Wasekjen KNTI Niko Amrullah mengatakan pemerintah khususnya KKP sebaiknya mulai memperkuat program-program yang berorientasi pada kesejahteraan nelayan dan tentu harus dibarengi dengan proses monitoring dan evaluasi yang baik. Hal itu agar program yang dijalankan tepat sasaran dan jelas output dan outcome nya bagi nelayan kecil dan tradisional.
Menteri Susi Sebut Cantrang Digunakan Oleh Kapal-Kapal Besar
"Prosentase kredit macet (NPL) pada UMKM sektor perikanan pun menunjukkan kenaikan , yakni dari 3,77 persen di tahun 2014 menjadi 4,05 persen tahun 2015, dan naik lagi hingga menjadi 4,40 persen di tahun 2016," ujarnya.
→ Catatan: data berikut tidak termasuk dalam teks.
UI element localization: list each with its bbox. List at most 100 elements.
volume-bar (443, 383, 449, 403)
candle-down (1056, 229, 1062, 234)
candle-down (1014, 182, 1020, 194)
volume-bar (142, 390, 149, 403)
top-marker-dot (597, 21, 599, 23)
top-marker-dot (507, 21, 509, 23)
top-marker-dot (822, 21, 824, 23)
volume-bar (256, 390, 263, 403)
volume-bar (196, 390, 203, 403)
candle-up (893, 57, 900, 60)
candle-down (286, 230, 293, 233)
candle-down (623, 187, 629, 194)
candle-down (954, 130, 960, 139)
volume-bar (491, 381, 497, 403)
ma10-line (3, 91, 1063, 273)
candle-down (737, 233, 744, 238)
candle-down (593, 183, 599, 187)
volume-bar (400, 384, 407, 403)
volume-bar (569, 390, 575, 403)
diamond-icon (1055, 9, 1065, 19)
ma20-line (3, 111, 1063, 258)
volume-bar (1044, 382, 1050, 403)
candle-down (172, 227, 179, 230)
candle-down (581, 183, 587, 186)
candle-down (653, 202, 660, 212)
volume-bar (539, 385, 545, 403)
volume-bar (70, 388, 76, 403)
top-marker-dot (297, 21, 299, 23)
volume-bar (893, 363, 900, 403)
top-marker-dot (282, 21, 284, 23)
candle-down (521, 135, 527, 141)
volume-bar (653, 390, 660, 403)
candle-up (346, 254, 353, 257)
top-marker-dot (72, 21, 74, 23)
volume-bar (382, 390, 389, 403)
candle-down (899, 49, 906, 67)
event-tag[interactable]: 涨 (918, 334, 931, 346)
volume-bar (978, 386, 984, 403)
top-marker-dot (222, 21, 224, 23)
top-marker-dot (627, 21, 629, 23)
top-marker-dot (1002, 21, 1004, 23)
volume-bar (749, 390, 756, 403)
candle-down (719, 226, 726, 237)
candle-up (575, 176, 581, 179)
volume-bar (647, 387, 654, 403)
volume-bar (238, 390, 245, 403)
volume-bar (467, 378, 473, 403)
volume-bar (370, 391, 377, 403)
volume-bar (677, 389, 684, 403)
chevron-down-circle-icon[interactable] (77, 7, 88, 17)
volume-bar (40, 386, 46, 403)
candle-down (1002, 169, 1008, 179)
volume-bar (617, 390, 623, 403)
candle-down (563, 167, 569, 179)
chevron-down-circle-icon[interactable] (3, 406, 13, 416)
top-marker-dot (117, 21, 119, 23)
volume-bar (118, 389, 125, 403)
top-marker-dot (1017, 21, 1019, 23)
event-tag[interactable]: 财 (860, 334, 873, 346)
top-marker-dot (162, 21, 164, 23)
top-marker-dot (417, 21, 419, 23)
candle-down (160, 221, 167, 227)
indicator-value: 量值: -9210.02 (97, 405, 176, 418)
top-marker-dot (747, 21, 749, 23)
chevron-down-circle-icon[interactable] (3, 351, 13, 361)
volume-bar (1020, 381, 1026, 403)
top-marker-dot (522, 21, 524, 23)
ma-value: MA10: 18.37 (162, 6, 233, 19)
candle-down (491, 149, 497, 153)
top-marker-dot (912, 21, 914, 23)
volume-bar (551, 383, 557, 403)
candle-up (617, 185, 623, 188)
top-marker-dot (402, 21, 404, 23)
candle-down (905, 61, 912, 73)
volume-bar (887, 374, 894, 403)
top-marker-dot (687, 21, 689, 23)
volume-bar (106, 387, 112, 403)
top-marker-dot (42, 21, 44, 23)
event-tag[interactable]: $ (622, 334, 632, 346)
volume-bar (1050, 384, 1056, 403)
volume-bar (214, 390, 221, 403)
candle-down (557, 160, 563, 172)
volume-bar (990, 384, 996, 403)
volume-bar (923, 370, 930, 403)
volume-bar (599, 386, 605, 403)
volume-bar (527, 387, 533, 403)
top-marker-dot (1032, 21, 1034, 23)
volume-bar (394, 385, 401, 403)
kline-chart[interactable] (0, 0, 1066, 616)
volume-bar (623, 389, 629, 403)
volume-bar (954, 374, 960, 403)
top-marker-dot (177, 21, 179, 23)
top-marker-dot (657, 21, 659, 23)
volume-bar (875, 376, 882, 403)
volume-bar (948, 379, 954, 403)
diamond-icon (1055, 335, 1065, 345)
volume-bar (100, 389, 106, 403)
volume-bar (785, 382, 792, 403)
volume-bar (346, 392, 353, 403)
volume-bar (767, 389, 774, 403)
Menurutnya kondisi ini menunjukkan kelesuan kinerja umkm sektor perikanan, yang tak lain membutuhkan peningkatan kapasitas SDM dan juga pasar yang berkeadilan. Hal itu sebagaimana diamanatkan dalam UU Perlindungan dan Pemberdayaan Nelayan, Pembudidaya Ikan, dan petambak garam.
Ia mengatakan ada tiga aspek yang perlu menjadi perhatian pemerintah dalam membangun dan memberdayakan masyarakat pesisir, khususnya nelayan. Pertama, peningkatan kapasitas dan kapabilitas sumber daya manusia. Aspek ini mengedepankan pemenuhan pendidikan dan kesehatan bagi masyarakat pesisir. Kedua, penguatan ekonomi lokal, bahwa kelembagaan ekonomi seperti koperasi dan Badan Usaha Milik Desa (BUMDesa) menjadi katalisator pemberdayaan ekonomi masyarakat.
"Terakhir, perlunya menghormati bahkan menguatkan budaya dan kearifan lokal sebagai bentuk pembangunan partisipatif," kata Niko.